The Wii-U isn't something I'd touch. That's pretty telling for a Nintendo product, given that I've owned most of the things they've pumped out over the years and been pretty happy with them.
The "screen" controllers are too expensive (the backward compatibility might be there in some games but there's no real guarantee of that, and thus it's much more expensive that the Wii was for many years in comparison). The Mario game is too much about having two half-decent players trying to do everything on the same screen (which is not the thing to do in the casual market, because it either gets crowded, or you have to suffer fools, quite a lot). And I haven't seen much else that actually entices (about the only other thing I've stumbled across is that zombie game, and that's just NOT something that anyone who owns a Wii for casual gaming will rush out to buy - wrong genre, too much stress on quick action, etc. from what I saw).
As such, I honestly haven't even looked at it in a shop. I have a Wii, it does for what I bought it for (quick, cheap console to plonk a child in front of, or to bring out at random dinner parties where random adults - mostly non-gamers - just want to bowl a few balls on something they understand even if they never game). I don't see the point of the Wii-U.
Can I even transfer my store games from Wii to Wii-U? How does that work?
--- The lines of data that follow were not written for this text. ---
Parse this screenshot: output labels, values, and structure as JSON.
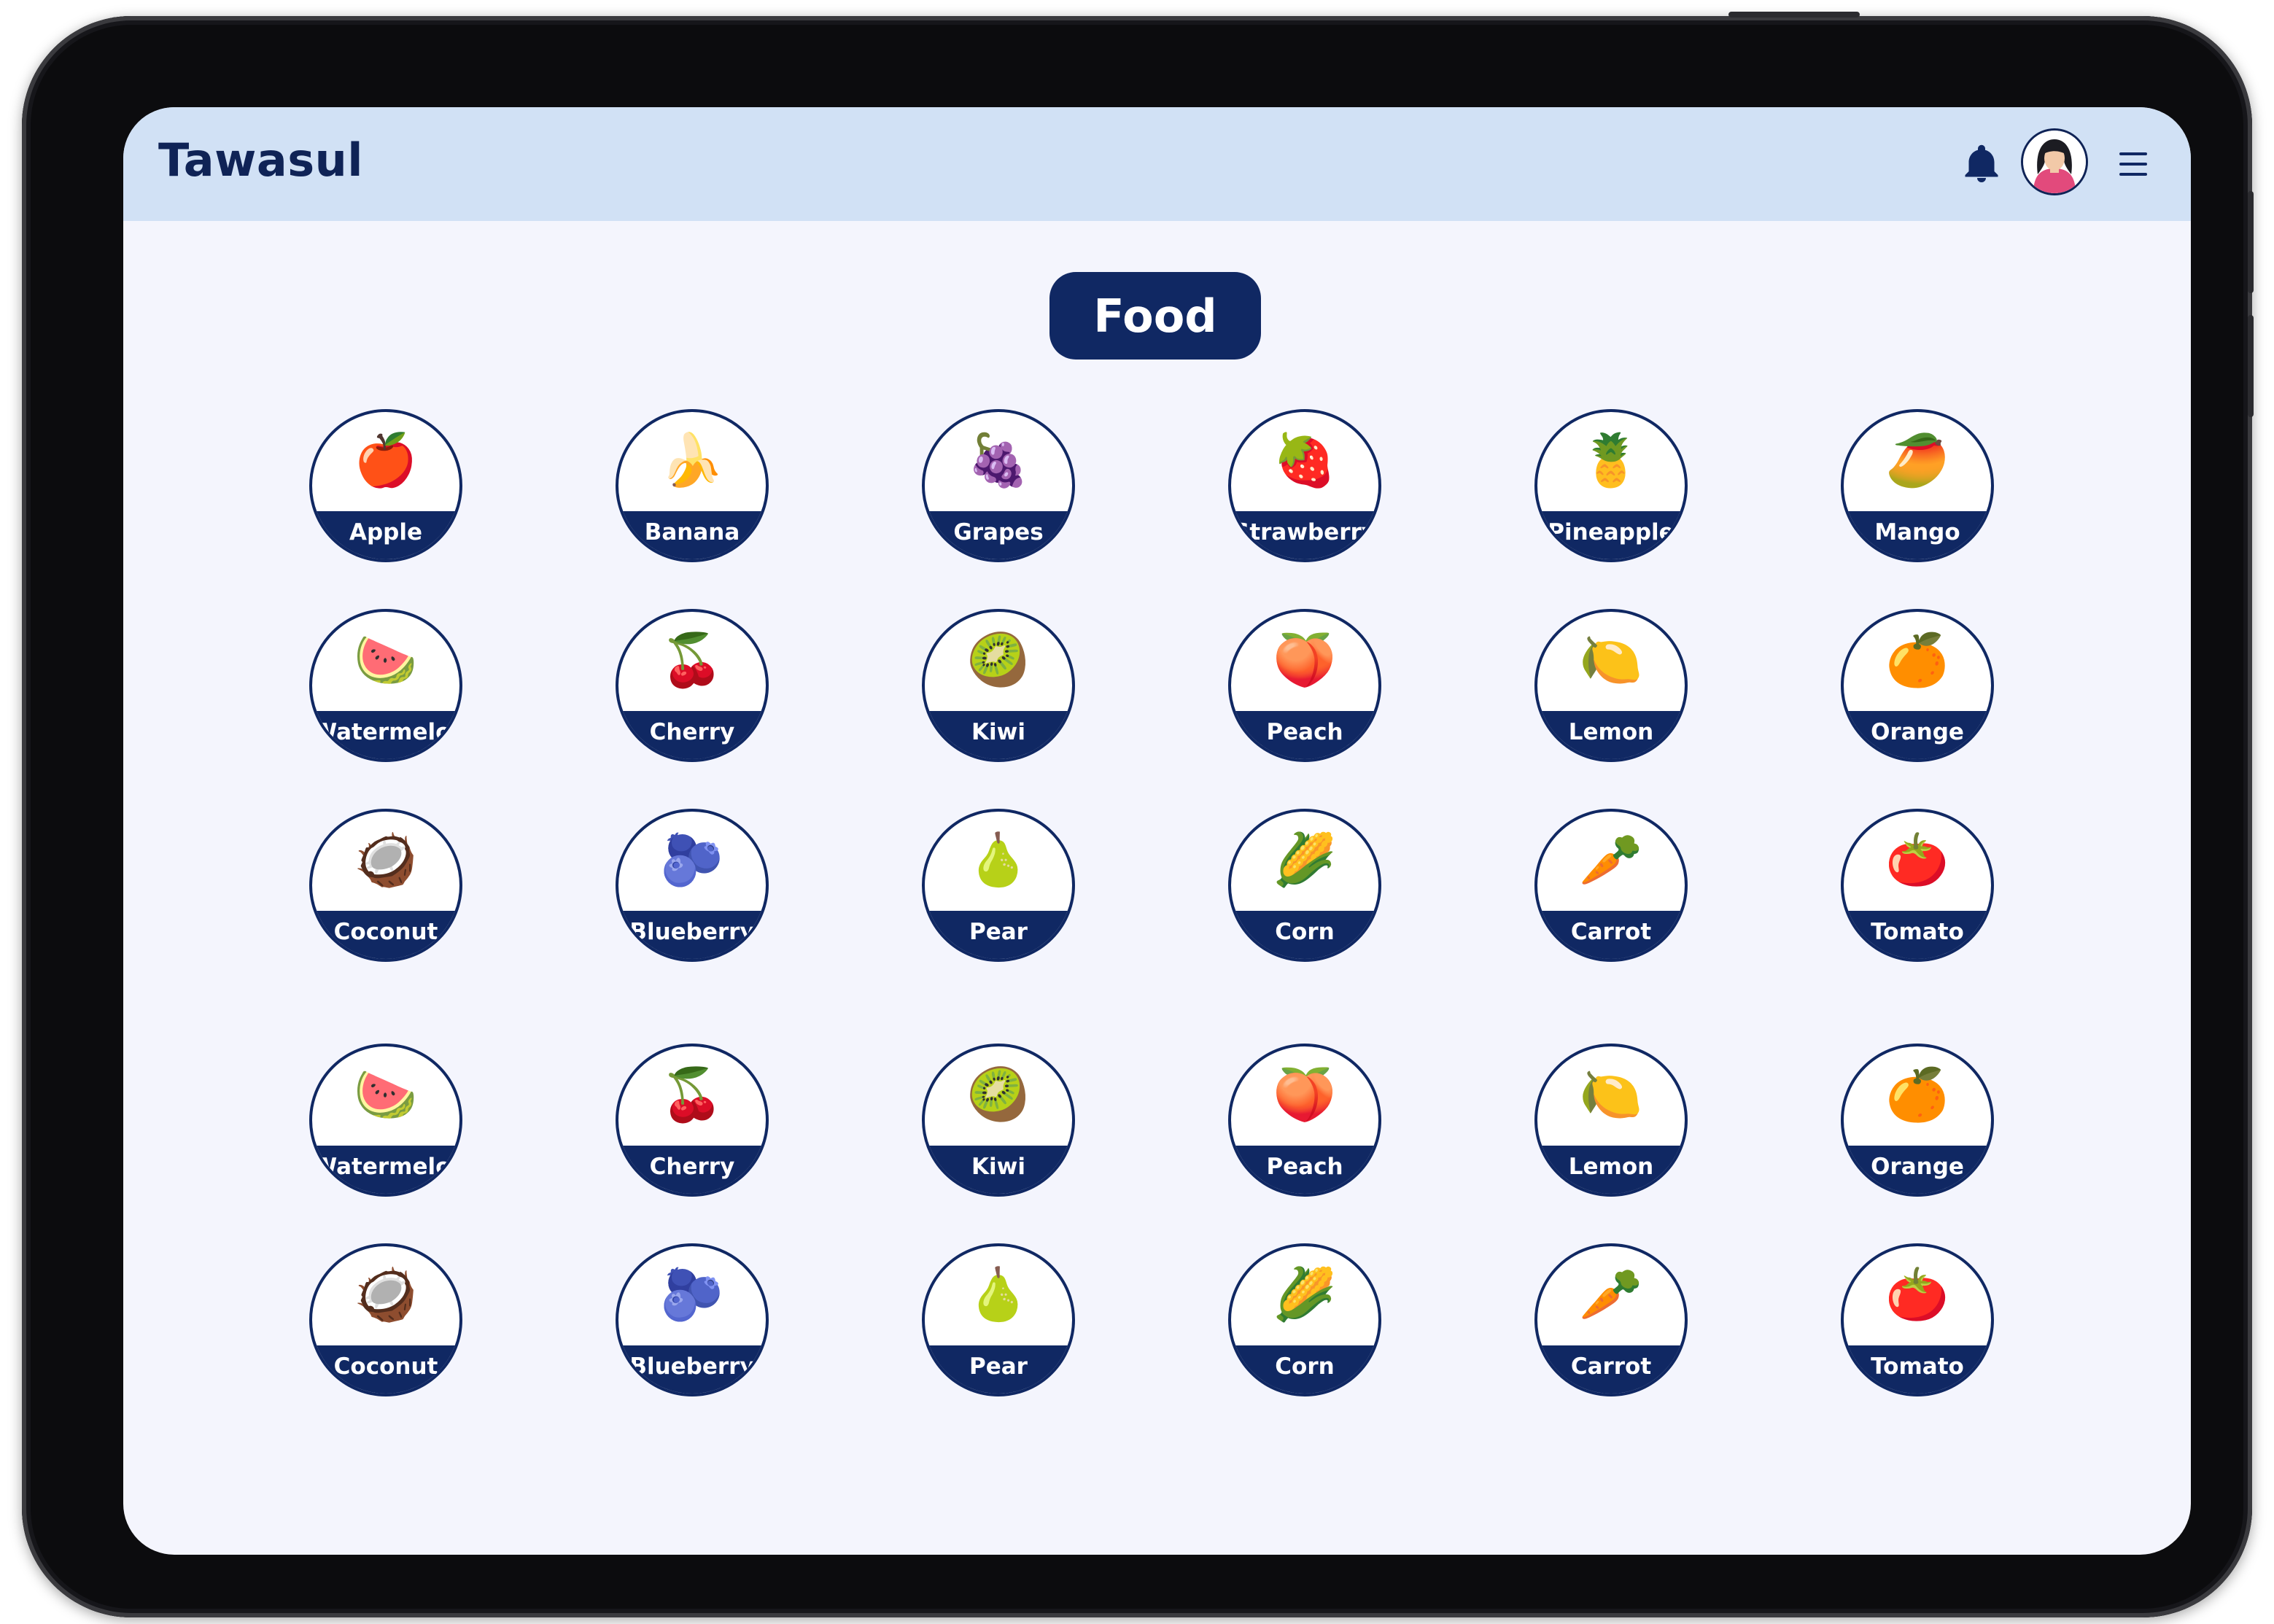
{
  "app": {
    "title": "Tawasul"
  },
  "header": {
    "icons": {
      "notifications": "bell-icon",
      "profile": "user-avatar",
      "menu": "hamburger-menu-icon"
    }
  },
  "page": {
    "title": "Food"
  },
  "colors": {
    "primary": "#102863",
    "header_bg": "#d1e1f5",
    "screen_bg": "#f4f5fd"
  },
  "items": [
    {
      "label": "Apple",
      "emoji": "🍎"
    },
    {
      "label": "Banana",
      "emoji": "🍌"
    },
    {
      "label": "Grapes",
      "emoji": "🍇"
    },
    {
      "label": "Strawberry",
      "emoji": "🍓"
    },
    {
      "label": "Pineapple",
      "emoji": "🍍"
    },
    {
      "label": "Mango",
      "emoji": "🥭"
    },
    {
      "label": "Watermelon",
      "emoji": "🍉"
    },
    {
      "label": "Cherry",
      "emoji": "🍒"
    },
    {
      "label": "Kiwi",
      "emoji": "🥝"
    },
    {
      "label": "Peach",
      "emoji": "🍑"
    },
    {
      "label": "Lemon",
      "emoji": "🍋"
    },
    {
      "label": "Orange",
      "emoji": "🍊"
    },
    {
      "label": "Coconut",
      "emoji": "🥥"
    },
    {
      "label": "Blueberry",
      "emoji": "🫐"
    },
    {
      "label": "Pear",
      "emoji": "🍐"
    },
    {
      "label": "Corn",
      "emoji": "🌽"
    },
    {
      "label": "Carrot",
      "emoji": "🥕"
    },
    {
      "label": "Tomato",
      "emoji": "🍅"
    },
    {
      "label": "Watermelon",
      "emoji": "🍉"
    },
    {
      "label": "Cherry",
      "emoji": "🍒"
    },
    {
      "label": "Kiwi",
      "emoji": "🥝"
    },
    {
      "label": "Peach",
      "emoji": "🍑"
    },
    {
      "label": "Lemon",
      "emoji": "🍋"
    },
    {
      "label": "Orange",
      "emoji": "🍊"
    },
    {
      "label": "Coconut",
      "emoji": "🥥"
    },
    {
      "label": "Blueberry",
      "emoji": "🫐"
    },
    {
      "label": "Pear",
      "emoji": "🍐"
    },
    {
      "label": "Corn",
      "emoji": "🌽"
    },
    {
      "label": "Carrot",
      "emoji": "🥕"
    },
    {
      "label": "Tomato",
      "emoji": "🍅"
    }
  ]
}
Do I have to abandon the games I bought on the store for the Wii?
Personally, I think Nintendo would have made a lot more money with a Wii (or Wii upgrade) that allowed multiple Wii-Fits, had HD graphics and let you use an Android / iPhone app to turn them into additional controllers (or even screens, maybe) over Bluetooth (though that would have hit their controller sales, it would have made the console much more appealing, especially in the "we need one more controller for everyone to be able to play" scenario).
I didn't "get" the Wii-U. I owned a Gameboy, a SNES, an N64, a Gamecube, and a Wii. But I don't "get" the Wii-U at all.